A Prospective Study to Evaluate a Diagnostic Algorithm for the Use of Fluid Lymphocyte Subset Analysis in Undiagnosed Unilateral Pleural Effusions

Background: Haematological malignancy is an important cause of pleural effusion. Pleural effusions secondary to haematological malignancy are usually lymphocyte predominant. However, several other conditions such as carcinoma, tuberculosis, and chronic heart failure also cause lymphocytic effusions. Lymphocyte subset (LS) analysis may be a useful test to identify haematological malignancy in patients with lymphocytic effusions. However, research into their utility in pleural effusion diagnostic algorithms has not yet been published. Objectives: We aimed to determine the clinical utility of pleural fluid LS analysis and whether it can be applied to a diagnostic algorithm to identify effusions secondary to haematological malignancy. The secondary aim was to evaluate the diagnostic value of pleural fluid differential cell count. Methods: Consecutive consenting patients presenting to our pleural service between 2008 and 2013 underwent thoracentesis and differential cell count analysis. We proposed an algorithm which selected patients with lymphocytic effusions (>50%) to have further fluid sent for LS analysis.
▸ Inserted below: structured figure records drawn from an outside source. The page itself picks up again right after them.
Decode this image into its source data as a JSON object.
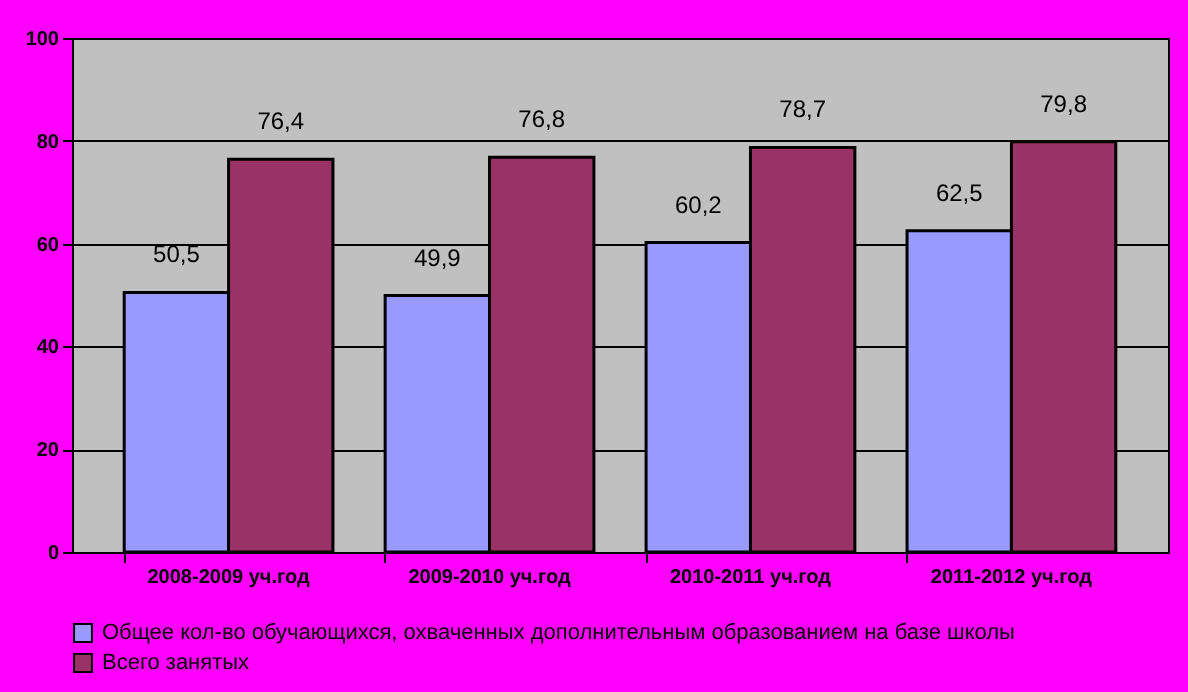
{
  "chart_data": {
    "type": "bar",
    "categories": [
      "2008-2009 уч.год",
      "2009-2010 уч.год",
      "2010-2011 уч.год",
      "2011-2012 уч.год"
    ],
    "series": [
      {
        "name": "Общее кол-во обучающихся, охваченных дополнительным образованием на базе школы",
        "color": "#9999ff",
        "values": [
          50.5,
          49.9,
          60.2,
          62.5
        ],
        "value_labels": [
          "50,5",
          "49,9",
          "60,2",
          "62,5"
        ]
      },
      {
        "name": "Всего занятых",
        "color": "#993366",
        "values": [
          76.4,
          76.8,
          78.7,
          79.8
        ],
        "value_labels": [
          "76,4",
          "76,8",
          "78,7",
          "79,8"
        ]
      }
    ],
    "ylim": [
      0,
      100
    ],
    "yticks": [
      0,
      20,
      40,
      60,
      80,
      100
    ],
    "grid": "y",
    "legend": "bottom"
  }
}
Two independent consultants agreed on the cause of the original effusion after a 12-month follow-up period. Results: A total of 60 patients had samples sent for LS analysis. LS analysis had an 80% sensitivity (8/10) and a 100% specificity for the diagnosis of haematological malignancy. The positive and negative predictive values were 100 and 96.1%, respectively. Overall 344 differential cell counts were analysed; 16% of pleural effusions with a malignant aetiology were neutrophilic or eosinophilic at presentation. A higher neutrophil and eosinophil count was associated with benign diagnoses, whereas a higher lymphocyte count was associated with malignant diagnoses. Conclusions: LS analysis may identify haematological malignancy in a specific cohort of patients with undiagnosed pleural effusions. A pleural fluid differential cell count provides useful additional information to streamline patient pathway decisions.